Дорога в Преисподнюю начиналась прямо здесь.
Глава 2: Стальные Объятия
Массивная дубовая дверь с глухим стоном поддалась под натиском плеча Эмили. Внутри «Проекта Искупление» царила не просто тьма – это была слепая, густая чернота, поглощающая даже слабый серый свет хмурого дня. Воздух ударил в лицо – тяжелый, спертый, пропитанный вековой пылью, плесенью и чем-то еще… сладковато-гнилостным, как запах давно забытого склепа. Холод был иным, чем снаружи: не влажным, а иссушающим, вымораживающим кости изнутри.
Эмили шагнула внутрь, и дверь с гулким, окончательным стуком захлопнулась за ее спиной, отрезая последнюю нить к серому миру. Тишина обрушилась, абсолютная и давящая. Лишь где-то в вышине, в черных провалах сгнивших потолочных балок, посвистывал сквозняк, да издалека доносилось монотонное капанье воды.
Она стояла в гигантском вестибюле. Следы былого величия – обломки лепнины на стенах, остовы колонн, фрагменты разбитой мозаики на полу – утопали в слое пыли, толстого, как снег. Паутина, серая и плотная, как вуаль, висела тяжелыми гирляндами между уцелевшими капителями, колыхалась при малейшем движении воздуха. Сквозь зияющие дыры окон, лишенных стекол, пробивались косые лучи умирающего света, высвечивая в пыльном мареве вихри мельчайших частиц. Они ложились на разбитую плитку пола, на груды обломков штукатурки и кирпича, на скелеты давно сгнивших кресел. Повсюду царил хаос медленного, неумолимого распада. Следов недавнего присутствия здесь не было видно. Только вековое запустение.

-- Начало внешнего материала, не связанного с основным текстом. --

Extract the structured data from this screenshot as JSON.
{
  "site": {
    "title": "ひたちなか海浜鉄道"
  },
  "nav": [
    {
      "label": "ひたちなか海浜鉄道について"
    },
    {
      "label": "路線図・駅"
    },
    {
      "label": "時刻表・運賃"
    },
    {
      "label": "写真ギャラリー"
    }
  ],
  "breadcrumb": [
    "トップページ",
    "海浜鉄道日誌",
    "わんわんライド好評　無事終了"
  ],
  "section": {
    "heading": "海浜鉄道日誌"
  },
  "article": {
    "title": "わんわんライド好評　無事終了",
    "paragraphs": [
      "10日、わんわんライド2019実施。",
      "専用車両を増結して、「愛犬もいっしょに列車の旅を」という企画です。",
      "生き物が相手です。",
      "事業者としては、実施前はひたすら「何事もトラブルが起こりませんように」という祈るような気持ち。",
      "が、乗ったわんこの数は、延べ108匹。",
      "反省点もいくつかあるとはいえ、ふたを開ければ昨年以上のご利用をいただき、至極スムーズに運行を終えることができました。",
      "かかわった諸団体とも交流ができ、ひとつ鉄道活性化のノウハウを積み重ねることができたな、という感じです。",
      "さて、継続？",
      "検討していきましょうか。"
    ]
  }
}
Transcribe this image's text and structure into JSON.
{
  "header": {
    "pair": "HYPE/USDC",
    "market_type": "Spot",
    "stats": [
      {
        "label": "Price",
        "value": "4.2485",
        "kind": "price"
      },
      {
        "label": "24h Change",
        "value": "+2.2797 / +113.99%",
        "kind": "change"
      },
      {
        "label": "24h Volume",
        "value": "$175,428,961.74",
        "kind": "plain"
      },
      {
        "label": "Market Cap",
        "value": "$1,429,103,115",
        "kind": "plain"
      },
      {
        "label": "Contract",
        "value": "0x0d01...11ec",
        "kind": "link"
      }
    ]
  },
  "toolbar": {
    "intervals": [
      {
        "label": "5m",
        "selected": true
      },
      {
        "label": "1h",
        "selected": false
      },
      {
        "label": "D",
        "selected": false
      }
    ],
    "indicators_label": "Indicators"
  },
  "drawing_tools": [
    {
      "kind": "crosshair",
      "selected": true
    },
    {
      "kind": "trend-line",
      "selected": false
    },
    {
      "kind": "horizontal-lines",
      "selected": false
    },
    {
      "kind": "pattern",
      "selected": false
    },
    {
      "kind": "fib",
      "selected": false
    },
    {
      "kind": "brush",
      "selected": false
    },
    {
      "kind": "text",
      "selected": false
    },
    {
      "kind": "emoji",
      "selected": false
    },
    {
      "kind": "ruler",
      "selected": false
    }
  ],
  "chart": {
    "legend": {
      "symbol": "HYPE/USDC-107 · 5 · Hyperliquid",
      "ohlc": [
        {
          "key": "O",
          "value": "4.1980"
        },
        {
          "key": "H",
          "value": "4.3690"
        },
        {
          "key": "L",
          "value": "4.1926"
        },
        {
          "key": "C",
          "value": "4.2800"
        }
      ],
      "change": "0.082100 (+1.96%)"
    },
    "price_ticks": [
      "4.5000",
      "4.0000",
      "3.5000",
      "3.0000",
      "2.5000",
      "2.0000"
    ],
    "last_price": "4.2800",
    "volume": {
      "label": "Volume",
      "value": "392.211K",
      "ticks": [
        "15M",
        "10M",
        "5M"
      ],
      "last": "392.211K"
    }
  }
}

Эмили шла осторожно, ее шаги глухо отдавались в мертвом пространстве, поднимая облачка пыли. Ее глаза, все еще хранящие тлеющий огонь ярости, напряженно выискивали хоть какой-то знак, указание. Куда? Что дальше? Обещанное "искупление" казалось злой насмешкой посреди этого царства смерти. Горькая усмешка тронула ее бескровные губы. Ловушка. Как она и думала.
Она бродила по лабиринту разрушенных коридоров. Некоторые были полностью завалены, другие вели в комнаты, где время словно застыло в момент катастрофы – опрокинутые кровати с истлевшими матрацами, пустые шкафы с распахнутыми дверцами, как кричащие рты. Запах плесени усиливался. Холод пробирал сквозь тонкую ткань водолазки.
И вот, в дальнем углу огромного, некогда, видимо, бального зала, она увидела это. Стена – точнее, то, что от нее осталось – была частично обрушена. Груда кирпичей и балок образовала хаотичный завал. Но за ним, в глубокой тени, угадывалось что-то иное. Не камень. Металл. Тускло поблескивающая в слабом свете стальная поверхность.
Эмили подошла ближе, отодвигая обломки руками. Пыль въелась в поры кожи, забила ногти. Под слоем штукатурной крошки и щебня открылась гладкая, холодная металлическая стена с почти незаметным швом. И рядом – панель, скрытая в нише. Простая, без кнопок, лишь небольшой черный экранчик и тонкая полоска сканера. Она инстинктивно приложила ладонь. Сканер промелькнул красной линией под кожей. Раздался тихий, но отчетливый щелчок. Шов на стене разошелся беззвучно, превратившись в узкий, вертикальный проем. За ним зияла темнота и стоял холодный металлический запах машинного масла. Не дверь. Люк лифта.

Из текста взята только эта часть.